This post isn’t for the spiritual environmentalists, I’m calling the pragmatists. I don’t need any granola or tree-talking solutions to this problem, because here is where the rubber meets the road when it comes to proving environmentalism is good for economics and everyday people. This is also a two-fer, since you’d be getting it done in the pumping economic heart of the South. Your solution would be a model for almost every city in the sun-belt from Washington, D.C, to Los Angeles, so this is important.
Quick quiz – is conserving water good or bad for the environment? Is conserving water good or bad for a family’s household economy? Go ahead and answer those questions in your head. The intuitive answers are Yes & Yes, respectively. Conserving water has many environmental benefits as far as wastewater treatment; runoff & chemicals; stream, lake & estuary health; aquatic life health; recreation, etc, etc. The free-market economic answer tells us that, the more people conserve water, the greater the water supply is therefore the cost should go down.

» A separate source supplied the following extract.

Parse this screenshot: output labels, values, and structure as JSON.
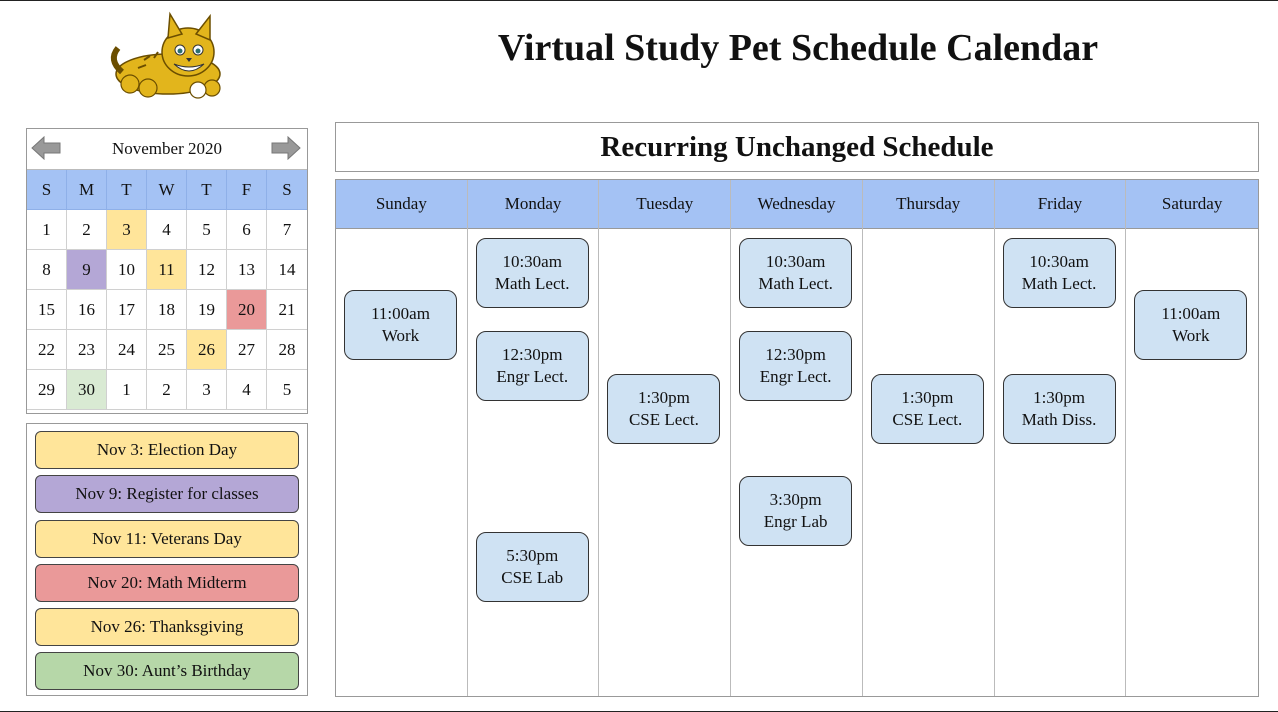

If all that were true, then environmentalism would be an easy sell, and people would be conscious of their water use because to do so would benefit them economically. Unfortunately, this is not the case.
People in Metro Atlanta have cut their water consumption by double digits in many counties, but are now paying more for their water. Free market implications can only be considered tangentially, as water delivery and system maintenance are infrastructure issues. Water service is a subsidized, non-business, government service in many places, especially in the South.
So there’s a problem, and it is up to the government and the environmentalists to come up with a pragmatic, economical solution to it. Fail to address it, and it verifies narratives that the government is only wasteful bureaucracy that does not solve problems and that environmentalism is too costly to enact while prioritizing the needs of working Americans too lowly. Winning elections is fun, isn't it? If you can't solve problems like this, don't get too used to that feeling.
An added level of political difficulty: you do not get to blame suburban sprawl, non-concentrated county infrastructures, and terrible regional planning for this problem. While these may be the factors that contribute the most to the problem, laying blame only alienates any solution you must sell politically.
Bonus: what would be your solution, Free Marketers?